Afirmó que en América Latina es “fundamental” el papel de los colectivos mexicanos para la conceptualización de la desaparición forzada, porque identificaron “un problema, decir que era un problema político en medio de muchas dificultades con los partidos políticos y con el Estado”.
Los colectivos también han aportado en la formación de estrategias de lucha, “la consigna vivos se los llevaron, vivos los queremos, es la consigna más esencial de la política porque se constituye desde el amor”.
El miércoles pasado, la presidenta de la Comisión Nacional de Derechos Humanos (CNDH), Rosario Piedra Ibarra declaró después de un homenaje a guerrilleros en Acapulco que en México hay desapariciones, pero no son forzadas, es decir, no participa el Estado, como antes.
La búsqueda de restos humanos, una “novedad muy reciente”

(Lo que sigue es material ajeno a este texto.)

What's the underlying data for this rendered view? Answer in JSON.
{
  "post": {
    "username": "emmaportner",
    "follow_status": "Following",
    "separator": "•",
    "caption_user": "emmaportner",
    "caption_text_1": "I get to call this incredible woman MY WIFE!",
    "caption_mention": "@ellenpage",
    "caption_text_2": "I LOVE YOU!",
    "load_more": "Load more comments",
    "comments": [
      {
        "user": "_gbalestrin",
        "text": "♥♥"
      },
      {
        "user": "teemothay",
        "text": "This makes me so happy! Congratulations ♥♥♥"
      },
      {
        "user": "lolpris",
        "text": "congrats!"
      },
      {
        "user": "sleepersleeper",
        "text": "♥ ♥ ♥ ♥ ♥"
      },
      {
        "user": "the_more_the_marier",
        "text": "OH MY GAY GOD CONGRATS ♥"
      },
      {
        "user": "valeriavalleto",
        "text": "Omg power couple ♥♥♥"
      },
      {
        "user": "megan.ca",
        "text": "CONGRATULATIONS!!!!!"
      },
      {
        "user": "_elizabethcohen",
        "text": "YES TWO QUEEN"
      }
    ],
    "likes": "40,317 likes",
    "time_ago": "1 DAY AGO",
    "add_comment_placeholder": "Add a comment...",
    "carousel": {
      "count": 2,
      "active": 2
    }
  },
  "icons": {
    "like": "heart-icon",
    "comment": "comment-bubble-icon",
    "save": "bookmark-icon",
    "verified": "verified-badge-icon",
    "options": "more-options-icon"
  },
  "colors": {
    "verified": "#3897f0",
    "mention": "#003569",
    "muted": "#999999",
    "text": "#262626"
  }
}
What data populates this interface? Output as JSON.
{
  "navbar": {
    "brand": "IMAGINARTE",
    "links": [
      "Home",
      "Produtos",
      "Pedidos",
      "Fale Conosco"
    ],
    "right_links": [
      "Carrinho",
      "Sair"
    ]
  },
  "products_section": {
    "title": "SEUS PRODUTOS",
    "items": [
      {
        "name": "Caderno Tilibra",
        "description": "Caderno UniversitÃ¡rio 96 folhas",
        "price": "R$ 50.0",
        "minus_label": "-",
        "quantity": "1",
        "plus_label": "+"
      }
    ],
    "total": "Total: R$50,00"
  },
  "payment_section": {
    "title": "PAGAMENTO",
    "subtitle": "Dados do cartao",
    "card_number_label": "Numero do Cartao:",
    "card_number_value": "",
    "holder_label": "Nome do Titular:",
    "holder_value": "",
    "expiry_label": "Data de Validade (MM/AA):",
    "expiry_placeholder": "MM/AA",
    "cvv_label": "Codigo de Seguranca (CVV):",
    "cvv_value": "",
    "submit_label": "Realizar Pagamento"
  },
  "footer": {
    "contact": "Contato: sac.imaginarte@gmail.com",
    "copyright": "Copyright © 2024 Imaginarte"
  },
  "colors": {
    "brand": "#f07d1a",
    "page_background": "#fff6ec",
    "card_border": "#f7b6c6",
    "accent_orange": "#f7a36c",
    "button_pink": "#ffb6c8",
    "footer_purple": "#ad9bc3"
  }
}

Sobre los cientos de cuerpos sin identificar en la fosa común del panteón municipal de Acapulco El Palmar que se publicó en El Sur el 24 de marzo pasado, el experto en desapariciones dijo que la correlación entre los cuerpos no identificados en los Semefos y las desapariciones, como las femidesapariciones en Chihuahua en la primera década de este siglo, es una hipótesis que podría explicar parte de las desapariciones.
Mencionó el caso de Brasil, donde se usaron fosas comunes para desaparecer los restos de algunos guerrilleros, “prácticas y las técnicas utilizadas por los desaparecedores brasileños y de los expertos médicos, psiquiatras, forenses que formaban parte de la desaparición”.
Planteó, no obstante, evitar establecer una relación muy directa entre desaparición forzada y disposición de restos porque “la consigna vivos se los llevaron, vivos los queremos, no tendría ningún sentido, sería la retórica, y no lo que entendimos, y una de las cosas que aprendimos desde los años 70, es a no enterrar a los desaparecidos, eso es lo primero que aprendimos porque si no, es como colaborar con la desaparición, de entrada”.
A finales de la primera década de este siglo fue cuando los familiares buscadores, principalmente las madres, empezaron a encontrar las primeras fosas clandestinas, por lo que es una “novedad muy reciente” la búsqueda de restos humanos.
González Villarreal indicó que las desapariciones tienen una dimensión territorial en el sentido de que “depende de la dinámica de las industrias criminales, depende de la constitución de los grupos colectivos, depende de las respuestas de las autoridades o estos factores se presentan en la aparición de esta nueva práctica, de estas nuevas demandas”.
El participante del Frente Nacional contra la Represión a finales de la década de 1970, insistió en la práctica reciente de colectivos que luchan contra la desaparición forzada pidiendo una identificación de cuerpos, “en los años 80, esto hubiera sido impensable”.